If I were to pass on one piece of advice, which I received during my semester-long internship, it would be to go eat lunch. During my first week, my supervisor told me to go eat lunch with some of my colleagues from the firm. Whether or not this was his way of getting me out of his hair is something, I may never know. Regardless, eating lunch with my co-workers turned my internship into a networking springboard for my career.

At the onset, the task was daunting. A week into my internship, I sat down at a lunch table with people, whose careers spanned longer than my entire life. Their work was that of my college research material and their swagger was something that I hoped to emulate.

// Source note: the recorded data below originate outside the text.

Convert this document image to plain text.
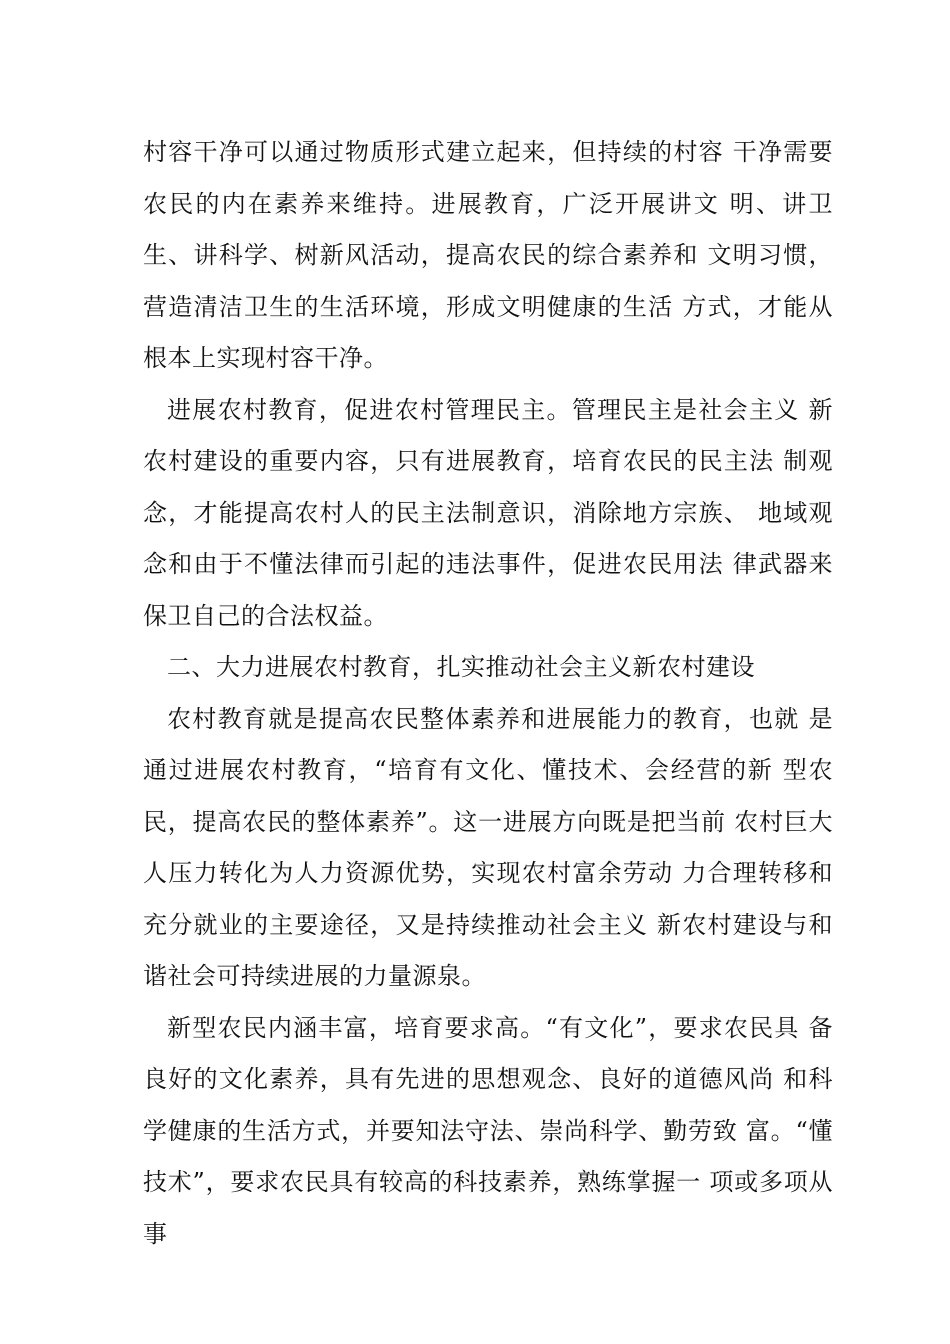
村容干净可以通过物质形式建立起来，但持续的村容 干净需要农民的内在素养来维持。进展教育，广泛开展讲文 明、讲卫生、讲科学、树新风活动，提高农民的综合素养和 文明习惯，营造清洁卫生的生活环境，形成文明健康的生活 方式，才能从根本上实现村容干净。

进展农村教育，促进农村管理民主。管理民主是社会主义 新农村建设的重要内容，只有进展教育，培育农民的民主法 制观念，才能提高农村人的民主法制意识，消除地方宗族、 地域观念和由于不懂法律而引起的违法事件，促进农民用法 律武器来保卫自己的合法权益。

二、大力进展农村教育，扎实推动社会主义新农村建设

农村教育就是提高农民整体素养和进展能力的教育，也就 是通过进展农村教育，“培育有文化、懂技术、会经营的新 型农民，提高农民的整体素养”。这一进展方向既是把当前 农村巨大人压力转化为人力资源优势，实现农村富余劳动 力合理转移和充分就业的主要途径，又是持续推动社会主义 新农村建设与和谐社会可持续进展的力量源泉。

新型农民内涵丰富，培育要求高。“有文化”，要求农民具 备良好的文化素养，具有先进的思想观念、良好的道德风尚 和科学健康的生活方式，并要知法守法、崇尚科学、勤劳致 富。“懂技术”，要求农民具有较高的科技素养，熟练掌握一 项或多项从事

So what did I, a part-time intern, have to contribute to the lunchtime conversation? Initially, hardly anything. I listened and laughed more than I spoke, in an effort to gain an understanding of the group dynamic. A few weeks and couple of Chipotle burritos later, I became a part of the lunch time gab session. I was more than an intern, I was a part of the office. However, lunch with my co-workers extended benefits beyond simple networking. Because my colleagues got to know me personally, they were much more willing to include me on new projects. I had found a way to prove myself, with regards to my creativity and work ethic.

I would be lying, if I told upcoming interns and budding young professionals, that this was a fluid experience. The truth is, you don’t belong yet and the people you work with are still trying to gauge you, just as you are trying to gauge them. However, realizing that you will only further your career my allowing yourself to feel vulnerable and eager, is the best first step you can take, in developing career-long relationships.

Start showing up for lunch, keep listening to the conversation and when the time is right, speak up. One day you will crack the right joke, share something profoundly interesting about yourself, and then the ice will break. In so doing, you will be amply rewarded with a network of connections and cool creative friends, who will help break up the sometimes monotonous days of work.

“History admires the wise, but elevates the brave.”  So be brave and go eat lunch! You know you’re hungry.